ME: 4 hours, 17 minutes & 26 seconds
I suspect that my cat has plans to kill me, but has just never been awake long enough to carry them out.
Advantage: human.
Listening to a global economy futurist. Pretty sure in 20 years Chinese parents will say “Clean your plate, people in the US are starving.”
i can never allow myself to acknowledge tripping in public i always gotta add another couple leaps like i’m an Olympic triple jumper
people act like Marie Kondo held them at gunpoint and forced them to burn their books when her suggestions are all things like “maybe throwing out all those expired coupons in your drawer might make your life a little easier? if you love your expired coupons though enjoy them!!”

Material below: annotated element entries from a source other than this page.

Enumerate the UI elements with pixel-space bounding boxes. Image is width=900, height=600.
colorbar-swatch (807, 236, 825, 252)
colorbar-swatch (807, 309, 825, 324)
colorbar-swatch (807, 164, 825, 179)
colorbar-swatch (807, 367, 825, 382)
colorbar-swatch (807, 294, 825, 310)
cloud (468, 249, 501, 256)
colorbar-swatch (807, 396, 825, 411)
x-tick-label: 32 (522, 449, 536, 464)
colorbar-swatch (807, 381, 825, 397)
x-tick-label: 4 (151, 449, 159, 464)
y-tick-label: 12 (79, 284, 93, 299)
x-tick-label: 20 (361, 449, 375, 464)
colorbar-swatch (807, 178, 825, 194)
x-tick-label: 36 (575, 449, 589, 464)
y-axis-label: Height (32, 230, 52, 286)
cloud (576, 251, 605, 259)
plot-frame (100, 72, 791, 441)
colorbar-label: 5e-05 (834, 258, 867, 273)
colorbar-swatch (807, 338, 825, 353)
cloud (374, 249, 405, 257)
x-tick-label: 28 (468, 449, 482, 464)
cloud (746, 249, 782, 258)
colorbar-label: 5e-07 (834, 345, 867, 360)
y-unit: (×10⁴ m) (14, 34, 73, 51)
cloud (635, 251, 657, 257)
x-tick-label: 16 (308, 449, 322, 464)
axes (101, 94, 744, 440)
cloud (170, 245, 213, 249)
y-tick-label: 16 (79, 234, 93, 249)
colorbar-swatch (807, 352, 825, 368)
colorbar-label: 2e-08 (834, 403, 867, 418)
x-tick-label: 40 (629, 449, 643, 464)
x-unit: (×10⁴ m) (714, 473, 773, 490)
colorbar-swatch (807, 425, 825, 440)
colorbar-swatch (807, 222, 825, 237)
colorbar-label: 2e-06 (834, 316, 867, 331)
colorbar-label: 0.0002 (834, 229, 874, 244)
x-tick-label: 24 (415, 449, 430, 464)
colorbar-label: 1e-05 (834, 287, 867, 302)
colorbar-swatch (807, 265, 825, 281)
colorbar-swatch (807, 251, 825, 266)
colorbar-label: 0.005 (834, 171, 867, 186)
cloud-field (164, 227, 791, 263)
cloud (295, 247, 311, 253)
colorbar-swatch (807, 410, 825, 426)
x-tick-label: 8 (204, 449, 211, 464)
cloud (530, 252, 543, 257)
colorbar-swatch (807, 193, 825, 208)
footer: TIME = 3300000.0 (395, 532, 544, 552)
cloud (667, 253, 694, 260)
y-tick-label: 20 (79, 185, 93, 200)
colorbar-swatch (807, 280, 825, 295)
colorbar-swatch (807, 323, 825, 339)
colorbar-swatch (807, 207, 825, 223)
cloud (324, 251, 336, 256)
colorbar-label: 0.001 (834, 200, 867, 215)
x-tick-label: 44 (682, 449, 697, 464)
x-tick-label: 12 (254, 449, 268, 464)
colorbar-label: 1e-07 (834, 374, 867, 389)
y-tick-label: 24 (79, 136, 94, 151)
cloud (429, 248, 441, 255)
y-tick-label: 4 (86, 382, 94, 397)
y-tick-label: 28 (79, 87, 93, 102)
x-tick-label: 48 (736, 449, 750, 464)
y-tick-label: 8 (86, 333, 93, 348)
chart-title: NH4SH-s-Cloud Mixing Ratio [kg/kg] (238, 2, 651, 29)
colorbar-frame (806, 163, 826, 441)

Me: If you’re going to serve alcohol at a company party, then you shouldn’t act so surprised when someone speaks their mind.
HR: Get out
Me: that’s BS
6: boring stuff?
Me, knowing I’ll probably regret it, but it will be funny: …yes
Experts: A serving size of chips is 10 chips.
Me: I eat 10 chips while standing in the pantry with the bag open, trying to decide if I want to eat chips.